Ceci fit réfléchir Zébulon. La chaise était vide, la prière avait déplu, il devait y avoir quelque chose là-dessous.

Cependant il tâchait de rattraper ses amis, en mettant les morceaux doubles, et il arriva enfin au café. Alors il demanda au fonctionnaire l’explication de l’énigme.

Tous ses cheveux se dressèrent sur sa tête quand il apprit ce qui était arrivé.

–Mais c’est inouï!

Personne ne défendit le ministre. Zébulon continua donc, tout en buvant son café par petites gorgées:

–Che le ferais jasser tu derritoire, moi! Che le ferais citer defant le consistoire! Che lui tonnerais des goups de ganne!

Puis, à chaque phrase, il jetait en souriant un coup d’œil sur l’assemblée pour obtenir une approbation.

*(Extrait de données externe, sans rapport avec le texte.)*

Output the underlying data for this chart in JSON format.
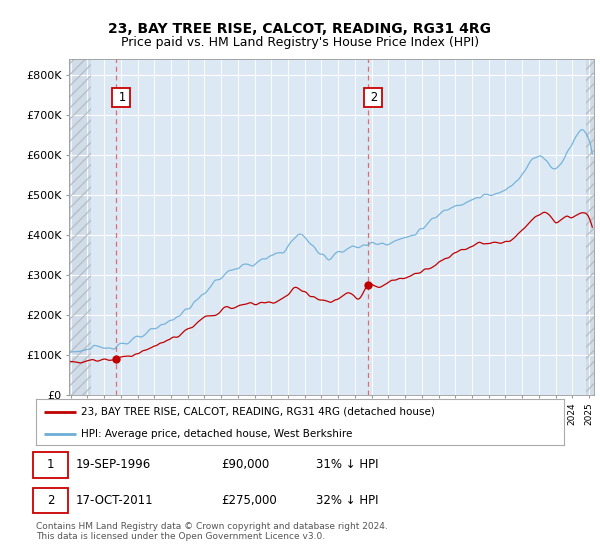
{
  "title": "23, BAY TREE RISE, CALCOT, READING, RG31 4RG",
  "subtitle": "Price paid vs. HM Land Registry's House Price Index (HPI)",
  "yticks": [
    0,
    100000,
    200000,
    300000,
    400000,
    500000,
    600000,
    700000,
    800000
  ],
  "ytick_labels": [
    "£0",
    "£100K",
    "£200K",
    "£300K",
    "£400K",
    "£500K",
    "£600K",
    "£700K",
    "£800K"
  ],
  "xlim_start": 1993.9,
  "xlim_end": 2025.3,
  "ylim": [
    0,
    840000
  ],
  "hpi_color": "#6baed6",
  "price_color": "#c00000",
  "plot_bg_color": "#dce9f5",
  "hatch_region_end": 1995.2,
  "hatch_region_start_right": 2024.85,
  "marker1_date": 1996.72,
  "marker1_y": 90000,
  "marker2_date": 2011.8,
  "marker2_y": 275000,
  "vline_color": "#e06060",
  "grid_color": "#ffffff",
  "bg_color": "#ffffff",
  "legend_line1": "23, BAY TREE RISE, CALCOT, READING, RG31 4RG (detached house)",
  "legend_line2": "HPI: Average price, detached house, West Berkshire",
  "footnote": "Contains HM Land Registry data © Crown copyright and database right 2024.\nThis data is licensed under the Open Government Licence v3.0.",
  "title_fontsize": 10,
  "subtitle_fontsize": 9,
  "axis_fontsize": 8,
  "table_fontsize": 8.5
}
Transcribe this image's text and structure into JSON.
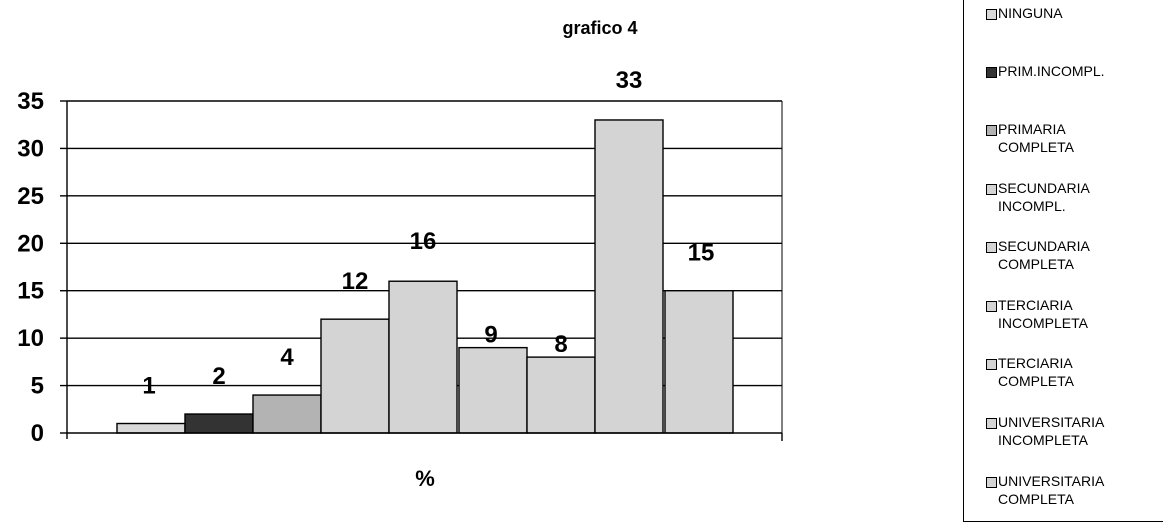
{
  "chart_data": {
    "type": "bar",
    "title": "grafico 4",
    "xlabel": "%",
    "ylabel": "",
    "ylim": [
      0,
      35
    ],
    "yticks": [
      0,
      5,
      10,
      15,
      20,
      25,
      30,
      35
    ],
    "grid": true,
    "legend_position": "right",
    "series": [
      {
        "name": "NINGUNA",
        "values": [
          1
        ],
        "color": "#d9d9d9"
      },
      {
        "name": "PRIM.INCOMPL.",
        "values": [
          2
        ],
        "color": "#333333"
      },
      {
        "name": "PRIMARIA\nCOMPLETA",
        "values": [
          4
        ],
        "color": "#b3b3b3"
      },
      {
        "name": "SECUNDARIA\nINCOMPL.",
        "values": [
          12
        ],
        "color": "#d4d4d4"
      },
      {
        "name": "SECUNDARIA\nCOMPLETA",
        "values": [
          16
        ],
        "color": "#d4d4d4"
      },
      {
        "name": "TERCIARIA\nINCOMPLETA",
        "values": [
          9
        ],
        "color": "#d4d4d4"
      },
      {
        "name": "TERCIARIA\nCOMPLETA",
        "values": [
          8
        ],
        "color": "#d4d4d4"
      },
      {
        "name": "UNIVERSITARIA\nINCOMPLETA",
        "values": [
          33
        ],
        "color": "#d4d4d4"
      },
      {
        "name": "UNIVERSITARIA\nCOMPLETA",
        "values": [
          15
        ],
        "color": "#d4d4d4"
      }
    ],
    "data_labels": [
      "1",
      "2",
      "4",
      "12",
      "16",
      "9",
      "8",
      "33",
      "15"
    ]
  }
}
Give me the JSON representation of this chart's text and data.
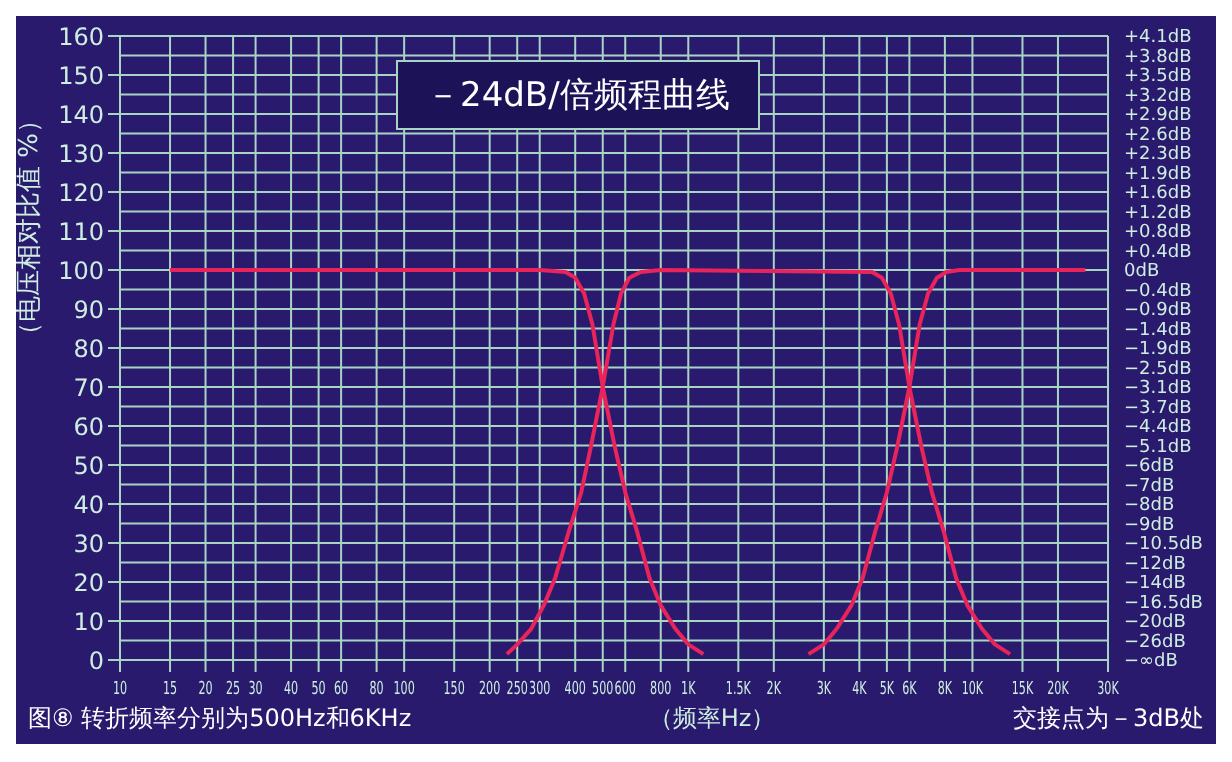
{
  "chart_data": {
    "type": "line",
    "title": "－24dB/倍频程曲线",
    "xlabel": "（频率Hz）",
    "ylabel": "（电压相对比值 %）",
    "annotations": [
      "图⑧ 转折频率分别为500Hz和6KHz",
      "交接点为－3dB处",
      "+4.1dB",
      "+3.8dB",
      "+3.5dB",
      "+3.2dB",
      "+2.9dB",
      "+2.6dB",
      "+2.3dB",
      "+1.9dB",
      "+1.6dB",
      "+1.2dB",
      "+0.8dB",
      "+0.4dB",
      "0dB",
      "−0.4dB",
      "−0.9dB",
      "−1.4dB",
      "−1.9dB",
      "−2.5dB",
      "−3.1dB",
      "−3.7dB",
      "−4.4dB",
      "−5.1dB",
      "−6dB",
      "−7dB",
      "−8dB",
      "−9dB",
      "−10.5dB",
      "−12dB",
      "−14dB",
      "−16.5dB",
      "−20dB",
      "−26dB",
      "−∞dB"
    ],
    "log": "x",
    "grid": true,
    "xlim": [
      10,
      30000
    ],
    "xticks": [
      10,
      15,
      20,
      25,
      30,
      40,
      50,
      60,
      80,
      100,
      150,
      200,
      250,
      300,
      400,
      500,
      600,
      800,
      {
        "value": 1000,
        "label": "1K"
      },
      {
        "value": 1500,
        "label": "1.5K"
      },
      {
        "value": 2000,
        "label": "2K"
      },
      {
        "value": 3000,
        "label": "3K"
      },
      {
        "value": 4000,
        "label": "4K"
      },
      {
        "value": 5000,
        "label": "5K"
      },
      {
        "value": 6000,
        "label": "6K"
      },
      {
        "value": 8000,
        "label": "8K"
      },
      {
        "value": 10000,
        "label": "10K"
      },
      {
        "value": 15000,
        "label": "15K"
      },
      {
        "value": 20000,
        "label": "20K"
      },
      {
        "value": 30000,
        "label": "30K"
      }
    ],
    "ylim": [
      0,
      160
    ],
    "yticks": [
      0,
      10,
      20,
      30,
      40,
      50,
      60,
      70,
      80,
      90,
      100,
      110,
      120,
      130,
      140,
      150,
      160
    ],
    "series": [
      {
        "color": "#e8245a",
        "x": [
          15,
          300,
          370,
          400,
          430,
          460,
          500,
          550,
          600,
          660,
          730,
          800,
          900,
          1000,
          1130
        ],
        "values": [
          100,
          100,
          99.5,
          98,
          94,
          86,
          70,
          55,
          43,
          33,
          21,
          14,
          8,
          4,
          1.5
        ]
      },
      {
        "color": "#e8245a",
        "x": [
          230,
          250,
          280,
          310,
          340,
          380,
          420,
          455,
          500,
          545,
          580,
          620,
          680,
          800,
          4440,
          4800,
          5160,
          5520,
          6000,
          6600,
          7200,
          7920,
          8760,
          9600,
          10800,
          12000,
          13560
        ],
        "values": [
          1.5,
          4,
          8,
          14,
          21,
          33,
          43,
          55,
          70,
          86,
          94,
          98,
          99.5,
          100,
          99.5,
          98,
          94,
          86,
          70,
          55,
          43,
          33,
          21,
          14,
          8,
          4,
          1.5
        ]
      },
      {
        "color": "#e8245a",
        "x": [
          2650,
          3000,
          3330,
          3750,
          4110,
          4550,
          5000,
          5450,
          6000,
          6520,
          6980,
          7500,
          8100,
          9000,
          25000
        ],
        "values": [
          1.5,
          4,
          8,
          14,
          21,
          33,
          43,
          55,
          70,
          86,
          94,
          98,
          99.5,
          100,
          100
        ]
      }
    ]
  }
}
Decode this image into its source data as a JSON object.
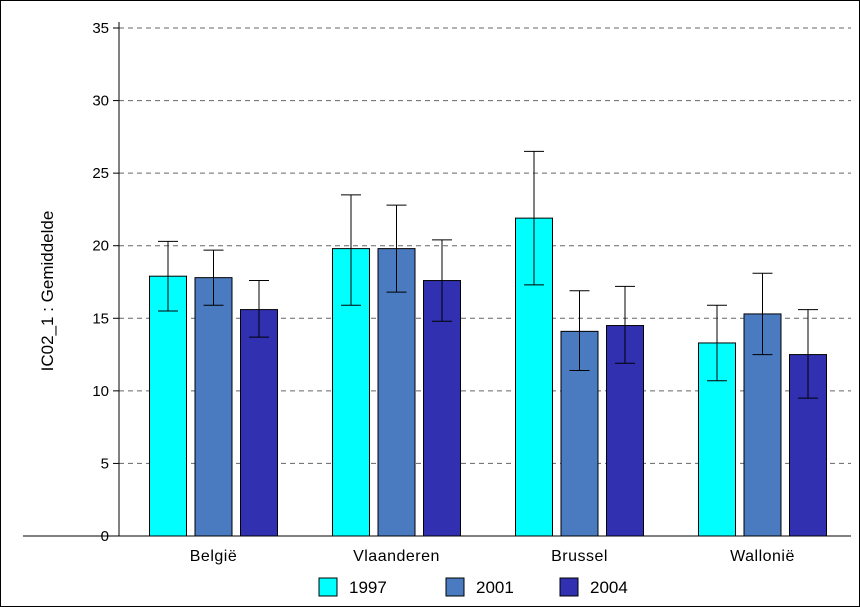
{
  "chart_data": {
    "type": "bar",
    "ylabel": "IC02_1 : Gemiddelde",
    "xlabel": "",
    "ylim": [
      0,
      35
    ],
    "yticks": [
      0,
      5,
      10,
      15,
      20,
      25,
      30,
      35
    ],
    "grid": true,
    "legend_position": "bottom",
    "categories": [
      "België",
      "Vlaanderen",
      "Brussel",
      "Wallonië"
    ],
    "series": [
      {
        "name": "1997",
        "color": "#00ffff",
        "values": [
          17.9,
          19.8,
          21.9,
          13.3
        ],
        "error_low": [
          15.5,
          15.9,
          17.3,
          10.7
        ],
        "error_high": [
          20.3,
          23.5,
          26.5,
          15.9
        ]
      },
      {
        "name": "2001",
        "color": "#4a7ac0",
        "values": [
          17.8,
          19.8,
          14.1,
          15.3
        ],
        "error_low": [
          15.9,
          16.8,
          11.4,
          12.5
        ],
        "error_high": [
          19.7,
          22.8,
          16.9,
          18.1
        ]
      },
      {
        "name": "2004",
        "color": "#3030b0",
        "values": [
          15.6,
          17.6,
          14.5,
          12.5
        ],
        "error_low": [
          13.7,
          14.8,
          11.9,
          9.5
        ],
        "error_high": [
          17.6,
          20.4,
          17.2,
          15.6
        ]
      }
    ]
  }
}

–Pourvu qu’il ne lui arrive pas de plus grand malheur! dit Rideghvary, pendant que Zébulon ramassait le sucre au fond de sa tasse. Il pourrait être appelé ad audiendum verbum.

–C’est ce qu’il lui faut! c’est ce qu’il lui faut! cria Zébulon. C’est ce que che foulais tire. Il lui faut un beu de brison, dix ans de Kufstein, réfolutionnaire, perturpateur!

Le haut fonctionnaire, voyant que la séance se prolongeait un peu trop et que le jour baissait, interrompit le discours de Zébulon, et, donnant le signal, il se leva de table.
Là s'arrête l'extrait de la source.